Roll Side Lat Stretch exercise animation (Männlich)

Roll Side Lat Stretch

Synergistenmuskeln
Serratus Anterior
Equipment
Roll
Körperregion
Back
Typ
Stretching

Roll Side Lat Stretch is a foam-roller stretching exercise that targets the latissimus dorsi along the side of the back, with the serratus anterior working as a synergist. Lying on your side on a foam roller placed under the armpit area and slowly rolling down toward the mid-back lengthens the lat, releases tension through the side of the torso, and improves shoulder and thoracic mobility.

Roll Side Lat Stretch: So führst du sie aus

  1. 1Place the foam roller on the floor horizontally and lie on your right side, positioning the roller just below your right armpit at the upper lat.
  2. 2Extend your right arm overhead along the floor, thumb pointing up, so the roller contacts the full width of the lat.
  3. 3Stack your legs or stagger them for balance, keeping your hips in contact with the floor.
  4. 4Support your head with your left hand or rest it on your extended right arm, whichever allows your upper body to stay relaxed.
  5. 5Using your feet and your left hand on the floor in front of you, slowly roll your body so the foam roller travels from your armpit down toward your mid-back.
  6. 6Move at a controlled pace — roughly one inch per second — and pause for five to ten seconds on any tender spot.
  7. 7Roll back up toward the armpit along the same path.
  8. 8Continue rolling the full length of the lat for thirty to sixty seconds, then reposition the roller and repeat on the left side.

Technik-Tipps

  • Keep your extended arm relaxed and in line with your body rather than pulling it overhead — excessive reach can create shoulder impingement rather than a better stretch.
  • Tilt your body slightly forward or backward between passes to shift the roller onto different fibers of the latissimus dorsi and reach both the posterior and lateral portions of the muscle.
  • Breathe out slowly as you roll over a tender spot — exhaling reduces muscle guarding and helps the tissue release more effectively.
  • Control your movement with your feet and free hand rather than dropping your weight onto the roller, so you can regulate pressure and avoid painful compression.
  • Allow your shoulder blade to relax and drop toward the floor during the stretch rather than shrugging it upward, which keeps the lat tissue under sustained load.

Häufige Fehler

  • Rolling too quickly over the lat, which prevents the nervous system from releasing tension and reduces the therapeutic effect of the technique.
  • Propping the body too high off the roller with the supporting arm, which reduces load on the target tissue and makes the pressure too light to be effective.
  • Holding the breath when a sore spot is contacted, which increases muscle guarding and prevents the latissimus dorsi from softening.
  • Rolling all the way into the shoulder joint rather than stopping below the armpit, which can compress sensitive structures in the shoulder and cause irritation.
  • Neglecting to rotate the torso slightly between passes, which limits coverage to only the center of the lat and misses the posterior and side portions of the muscle.

Häufig gestellte Fragen

What does foam rolling the side of the back stretch?

This exercise primarily stretches the latissimus dorsi — the large, flat muscle that runs from the mid-to-lower back up to the upper arm.

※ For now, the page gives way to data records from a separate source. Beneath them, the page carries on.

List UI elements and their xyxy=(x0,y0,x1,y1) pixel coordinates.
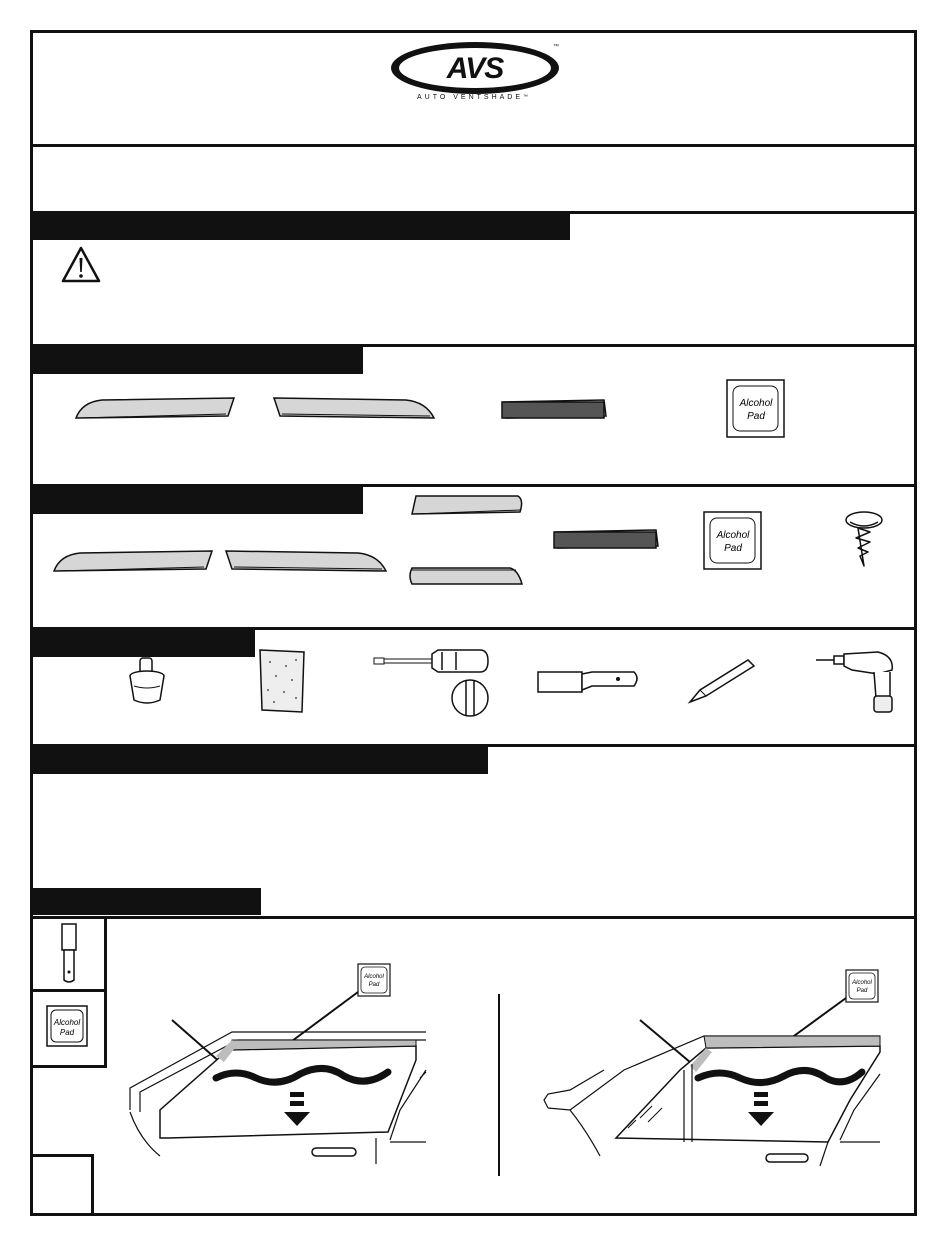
front-visor-right-part xyxy=(270,396,438,422)
divider xyxy=(30,989,107,992)
screwdriver-icon xyxy=(372,646,492,718)
rear-visor-bottom-part xyxy=(406,562,526,590)
alcohol-pad-part xyxy=(702,510,764,572)
logo-wordmark: AUTO VENTSHADE™ xyxy=(416,94,532,101)
section-header-bar xyxy=(33,747,488,774)
section-header-bar xyxy=(33,347,363,374)
front-visor-left-part xyxy=(50,549,216,575)
alcohol-pad-part xyxy=(725,378,787,440)
alcohol-pad-label-line2: Pad xyxy=(368,982,380,988)
putty-knife-icon xyxy=(58,922,82,986)
pencil-icon xyxy=(686,656,758,706)
logo-mark: AVS xyxy=(446,52,504,85)
drill-icon xyxy=(812,650,898,716)
cleaner-cup-icon xyxy=(126,656,168,706)
rear-visor-top-part xyxy=(408,492,526,518)
diagram-divider xyxy=(498,994,500,1176)
tape-strip-part xyxy=(552,528,662,552)
logo-tm: ™ xyxy=(553,44,559,50)
alcohol-pad-label-line1: Alcohol xyxy=(53,1018,81,1027)
warning-triangle-icon xyxy=(60,245,102,285)
front-door-cleaning-diagram xyxy=(120,960,430,1170)
section-header-bar xyxy=(33,630,255,657)
step-number-box xyxy=(30,1154,94,1216)
section-header-bar xyxy=(33,213,570,240)
alcohol-pad-label-line2: Pad xyxy=(59,1028,75,1037)
alcohol-pad-label-line1: Alcohol xyxy=(716,530,750,541)
alcohol-pad-label-line2: Pad xyxy=(747,411,765,422)
section-header-bar xyxy=(33,487,363,514)
screw-part xyxy=(842,510,886,568)
alcohol-pad-icon xyxy=(45,1004,89,1048)
alcohol-pad-label-line1: Alcohol xyxy=(739,398,773,409)
divider xyxy=(30,144,917,147)
tape-strip-part xyxy=(500,398,610,422)
divider xyxy=(30,916,917,919)
putty-knife-icon xyxy=(536,664,640,696)
alcohol-pad-label-line1: Alcohol xyxy=(364,974,384,980)
cloth-wipe-icon xyxy=(256,646,308,716)
front-visor-right-part xyxy=(222,549,390,575)
section-header-bar xyxy=(33,888,261,915)
alcohol-pad-label-line1: Alcohol xyxy=(852,980,872,986)
alcohol-pad-label-line2: Pad xyxy=(856,988,868,994)
rear-door-cleaning-diagram xyxy=(540,960,884,1170)
front-visor-left-part xyxy=(72,396,238,422)
alcohol-pad-label-line2: Pad xyxy=(724,543,742,554)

The serratus anterior, which wraps around the side of the ribcage, also receives indirect mobilization as the roller moves along the side of the torso.

When should I do the Roll Side Lat Stretch — before or after training?

Both timings are beneficial. Rolling before a session can reduce lat stiffness and improve overhead range of motion for pressing or pulling movements. Rolling after a session aids recovery by increasing blood flow to the tissue. Keep pre-session rolling brief — about thirty seconds per side — to avoid excessive relaxation of the muscle before strength work.

How do I know if I am in the right position on the foam roller?

The roller should sit just below your armpit on the outer edge of your back — not in the shoulder joint itself and not so low that it is on your mid-back ribs only. When you extend your top arm overhead and relax, you should feel a distinct stretch or pressure along the side of your torso and upper back.

Can the Roll Side Lat Stretch help with shoulder tightness?

Yes. The latissimus dorsi attaches to the upper arm bone and is a strong internal rotator and adductor of the shoulder. When the lat is chronically tight it limits overhead reach and internal-to-external rotation mobility, so releasing it with foam rolling can noticeably improve shoulder flexibility.

How much pressure should I use when foam rolling my lat?

Target a discomfort level of about six or seven out of ten — enough to feel the tissue being worked but not so intense that you cannot breathe comfortably. Use your free hand and feet to offload some bodyweight if the pressure is too high, or shift more weight onto the roller to increase intensity.